Later he caught that same knowledge looking out of Alora’s eyes; but as soon as each recognized it in the other, each swiftly drew a curtain over it, and they smiled at one another, and raised their wine goblets in a toast that neither uttered but both most sincerely meant.
As Alora and Gilvan knew it quickly, it being their own country, and they as sensitive to everything that moved within it as young birds are to the changing seasons, so Thold and at last Ellian—for she knew both countries too well and neither well enough—knew it too. At first, for them, it was but a suspicion, guarded and held by the same knowledge behind that meeting in the wood that woke Gilvan up at night; but they knew it themselves beyond doubt when the wedding party came back to the Land Beyond the Trees for a second celebration, and for friends to see how each other lived.
The change was never discussed. There was no need and no purpose for it. Linadel and Donathor learned it in their turn, not as their parents had, by a change in their two peoples, but by the growing apprehension, as they traveled back and forth from the land of Linadel’s birth to that of Donathor’s, that the two peoples they had thought they were to rule were not any more to be differentiated. They had become one, as their next King and Queen had before them.
The first faerie-to-mortal marriage that came from the door in the hedge was that of one of the girls who had held the golden ribbons for Linadel. She had dropped the shining ribbon when the beautiful mortal Princess had turned away, and she had wept with her Queen when Donathor and Linadel chose to lose everything rather than each other; and she had followed Ellian and Thold when they followed their son and his bride. And during that meeting in the woods, this golden girl had met one of the courtiers who for love of his own King and Queen had followed them on their despairing journey in search of their daughter. And when these two were married, they asked that the royal blessing that every marriage on either side of the border had always been granted be given by Linadel and Donathor; for they were the living symbol of all that had happened and was happening. And that first marriage was a symbol too: of the love the new changed people had for their new King and Queen.

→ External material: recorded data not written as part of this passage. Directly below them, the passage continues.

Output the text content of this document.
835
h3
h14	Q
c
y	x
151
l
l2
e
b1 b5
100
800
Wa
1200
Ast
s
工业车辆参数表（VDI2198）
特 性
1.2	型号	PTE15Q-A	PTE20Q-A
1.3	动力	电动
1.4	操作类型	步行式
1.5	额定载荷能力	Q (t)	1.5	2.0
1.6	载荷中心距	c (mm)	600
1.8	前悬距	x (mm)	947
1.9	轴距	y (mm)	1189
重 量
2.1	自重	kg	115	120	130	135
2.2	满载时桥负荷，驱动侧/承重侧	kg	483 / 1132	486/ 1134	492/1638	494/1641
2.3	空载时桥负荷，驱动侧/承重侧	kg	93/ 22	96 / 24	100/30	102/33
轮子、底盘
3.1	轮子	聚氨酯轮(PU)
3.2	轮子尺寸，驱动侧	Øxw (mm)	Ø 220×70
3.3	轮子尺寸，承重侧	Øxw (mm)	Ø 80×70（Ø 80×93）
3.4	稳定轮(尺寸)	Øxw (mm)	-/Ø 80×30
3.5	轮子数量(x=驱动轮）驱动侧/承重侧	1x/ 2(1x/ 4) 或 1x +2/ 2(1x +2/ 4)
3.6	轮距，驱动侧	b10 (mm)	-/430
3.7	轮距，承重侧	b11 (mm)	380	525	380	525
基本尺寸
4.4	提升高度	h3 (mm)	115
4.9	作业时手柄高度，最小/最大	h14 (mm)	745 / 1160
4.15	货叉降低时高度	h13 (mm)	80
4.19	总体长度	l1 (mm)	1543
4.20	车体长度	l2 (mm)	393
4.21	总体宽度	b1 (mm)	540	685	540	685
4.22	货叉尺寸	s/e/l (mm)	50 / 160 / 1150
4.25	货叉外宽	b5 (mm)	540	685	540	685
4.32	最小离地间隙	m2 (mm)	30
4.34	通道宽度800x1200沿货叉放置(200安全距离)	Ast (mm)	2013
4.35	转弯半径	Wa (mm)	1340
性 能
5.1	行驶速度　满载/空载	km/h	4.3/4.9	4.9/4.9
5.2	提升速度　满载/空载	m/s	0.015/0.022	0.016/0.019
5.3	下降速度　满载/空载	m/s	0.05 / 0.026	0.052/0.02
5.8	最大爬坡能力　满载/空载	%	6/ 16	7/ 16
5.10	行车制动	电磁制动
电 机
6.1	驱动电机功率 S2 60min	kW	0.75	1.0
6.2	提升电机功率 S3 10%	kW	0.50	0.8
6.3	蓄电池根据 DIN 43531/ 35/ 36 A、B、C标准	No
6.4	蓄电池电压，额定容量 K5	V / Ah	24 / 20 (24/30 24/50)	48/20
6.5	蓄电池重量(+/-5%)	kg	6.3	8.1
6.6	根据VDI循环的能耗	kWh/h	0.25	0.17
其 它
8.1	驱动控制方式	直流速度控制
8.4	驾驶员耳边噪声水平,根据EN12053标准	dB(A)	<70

To her considerable embarrassment, and the great delight of everybody else (especially Gilvan), ten months after her daughter’s wedding, Alora gave birth to a son; and they named him Senan. He grew up green-eyed and musical, and cared very little that he was a prince, for he preferred to tie his harp to his back and wander far over the hills and through the forests of all the lands within reach of his tireless walking; and there were none that were not within reach. Each time he returned to the land of his birth, he sang songs to his family and his people of the wonders he had seen; but no one was ever sure if he had seen them as other people saw, or if it was the music that did the seeing; for no one doubted that he and his harp could speak to each other as one friend to another; and all had heard his laughing claim that there were no bones in his body, only tunes, and no blood, but poetry.